Advocacy groups slam federal ruling jeopardizing access to abortion pills

Advocacy groups slam federal ruling jeopardizing access to abortion pills

Advocacy organizations and medical groups criticized a federal ruling that could prevent access to an abortion pill, arguing that it threatens access to safe health care. 

The statements came after a federal judge in Texas ruled on Friday that the Food and Drug Administration’s (FDA) approval of mifepristone more than two decades ago was improperly rushed and allowed an unsafe drug regimen to reach the market. U.S. District Judge Matthew Kacsmaryk granted the federal government a week to appeal the ruling and seek emergency relief before it goes into effect. 

The FDA filed its appeal to the conservative-leaning 5th Circuit Court of Appeals shortly after the ruling on Friday night. 

Planned Parenthood President and CEO Alexis Johnson slammed the ruling as an “outrage” in a statement, saying it “exposes the weaponization of our judicial system to further restrict abortion nationwide.” 

“We should all be enraged that one judge can unilaterally reject medical evidence and overrule the FDA’s approval of a medication that has been safely and effectively used for more than two decades,” Johnson said. “This decision could threaten the FDA’s role in this country’s public health system, and — if allowed to stand — will have broad and unprecedented consequences that reach far beyond abortion.”

Unite for Reproductive & Gender Equity — an organization that advocates for reproductive health care — said in a post on its website that the case is the “latest attempt by extremists to control people’s bodies and further restrict healthcare options.” 

Kimberly Inez McGuire, the executive director of the group, said in a statement that the ruling is bringing “more confusion than clarity.” 

“People will always need abortions. People will always have abortions,” McGuire said. “Abortion pills are safe and effective.”

“Our fight is not over,” she continued. “We will continue to advocate for everyone to have access to the abortion care method that best suits them without stigma, political interference, or risk of criminalization.”

The American Academy of Pediatrics also weighed in, tweeting that the ruling would “disadvantage” adolescents and undermine the FDA’s “science-based decision-making process” while reproductive health care is already at risk. 

The American Civil Liberties Union (ACLU) warned that the ruling could impact people’s ability to access abortion in the entire country and put additional pressure on clinics and medical providers in the aftermath of Roe v. Wade being overturned. 
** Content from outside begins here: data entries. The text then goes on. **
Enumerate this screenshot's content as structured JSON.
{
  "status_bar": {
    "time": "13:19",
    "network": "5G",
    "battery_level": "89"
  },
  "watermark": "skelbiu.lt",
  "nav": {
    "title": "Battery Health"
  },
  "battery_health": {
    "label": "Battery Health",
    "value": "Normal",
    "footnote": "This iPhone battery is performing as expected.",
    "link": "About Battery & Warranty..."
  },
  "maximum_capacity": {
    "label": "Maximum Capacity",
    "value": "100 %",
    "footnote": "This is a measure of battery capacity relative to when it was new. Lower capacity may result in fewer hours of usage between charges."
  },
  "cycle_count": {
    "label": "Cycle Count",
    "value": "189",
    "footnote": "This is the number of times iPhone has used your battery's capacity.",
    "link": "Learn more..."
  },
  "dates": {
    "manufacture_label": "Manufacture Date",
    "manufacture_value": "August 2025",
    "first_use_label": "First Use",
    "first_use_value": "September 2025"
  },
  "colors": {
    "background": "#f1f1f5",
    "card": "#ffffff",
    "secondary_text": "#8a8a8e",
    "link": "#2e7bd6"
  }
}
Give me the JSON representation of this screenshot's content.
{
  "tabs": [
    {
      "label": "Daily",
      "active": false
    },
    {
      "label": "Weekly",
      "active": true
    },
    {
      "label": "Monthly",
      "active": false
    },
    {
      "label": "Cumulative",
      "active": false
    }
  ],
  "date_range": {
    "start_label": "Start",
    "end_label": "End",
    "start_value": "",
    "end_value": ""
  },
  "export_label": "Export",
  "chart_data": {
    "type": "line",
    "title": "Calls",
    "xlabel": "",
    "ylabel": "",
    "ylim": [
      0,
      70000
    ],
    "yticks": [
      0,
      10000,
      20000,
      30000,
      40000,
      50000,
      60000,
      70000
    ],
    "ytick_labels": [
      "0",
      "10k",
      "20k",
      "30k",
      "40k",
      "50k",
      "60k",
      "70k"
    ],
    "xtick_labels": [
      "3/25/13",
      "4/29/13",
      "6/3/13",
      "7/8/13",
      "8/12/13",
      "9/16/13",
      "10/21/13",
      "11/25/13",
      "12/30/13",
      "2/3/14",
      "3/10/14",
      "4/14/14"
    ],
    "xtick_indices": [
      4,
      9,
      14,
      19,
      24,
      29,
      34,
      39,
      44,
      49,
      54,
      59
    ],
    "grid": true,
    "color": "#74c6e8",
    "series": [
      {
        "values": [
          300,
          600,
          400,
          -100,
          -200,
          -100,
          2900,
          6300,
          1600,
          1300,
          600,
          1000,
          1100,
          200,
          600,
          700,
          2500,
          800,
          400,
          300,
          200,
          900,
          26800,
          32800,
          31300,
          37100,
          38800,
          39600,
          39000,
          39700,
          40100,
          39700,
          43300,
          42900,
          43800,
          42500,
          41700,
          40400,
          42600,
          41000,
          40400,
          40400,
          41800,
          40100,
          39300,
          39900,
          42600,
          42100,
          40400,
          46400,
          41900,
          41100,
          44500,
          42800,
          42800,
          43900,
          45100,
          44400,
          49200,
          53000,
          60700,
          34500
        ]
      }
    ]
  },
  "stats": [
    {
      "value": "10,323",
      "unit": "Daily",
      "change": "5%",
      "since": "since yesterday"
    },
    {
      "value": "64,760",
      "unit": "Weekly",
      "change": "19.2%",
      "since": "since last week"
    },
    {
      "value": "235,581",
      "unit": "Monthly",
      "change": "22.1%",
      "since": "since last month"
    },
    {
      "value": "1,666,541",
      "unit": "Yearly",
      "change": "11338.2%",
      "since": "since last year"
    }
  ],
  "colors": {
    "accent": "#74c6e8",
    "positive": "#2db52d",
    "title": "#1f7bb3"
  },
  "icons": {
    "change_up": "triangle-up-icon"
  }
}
Deirdre Schifeling, ACLU’s national political director, said the ruling could have implications beyond abortion and miscarriage care if it stands, leading to “some fringe group” being able to prevent access to a certain medication on political grounds. 

“This case is further proof that anti-abortion groups and politicians never planned to stop at overturning Roe and letting each state decide whether women can control their own bodies,” she said. 

Another ruling handed down separately from the Eastern District of Washington prevented the FDA from “altering the status quo and rights as it relates to the availability of Mifepristone” in 17 states and Washington, D.C.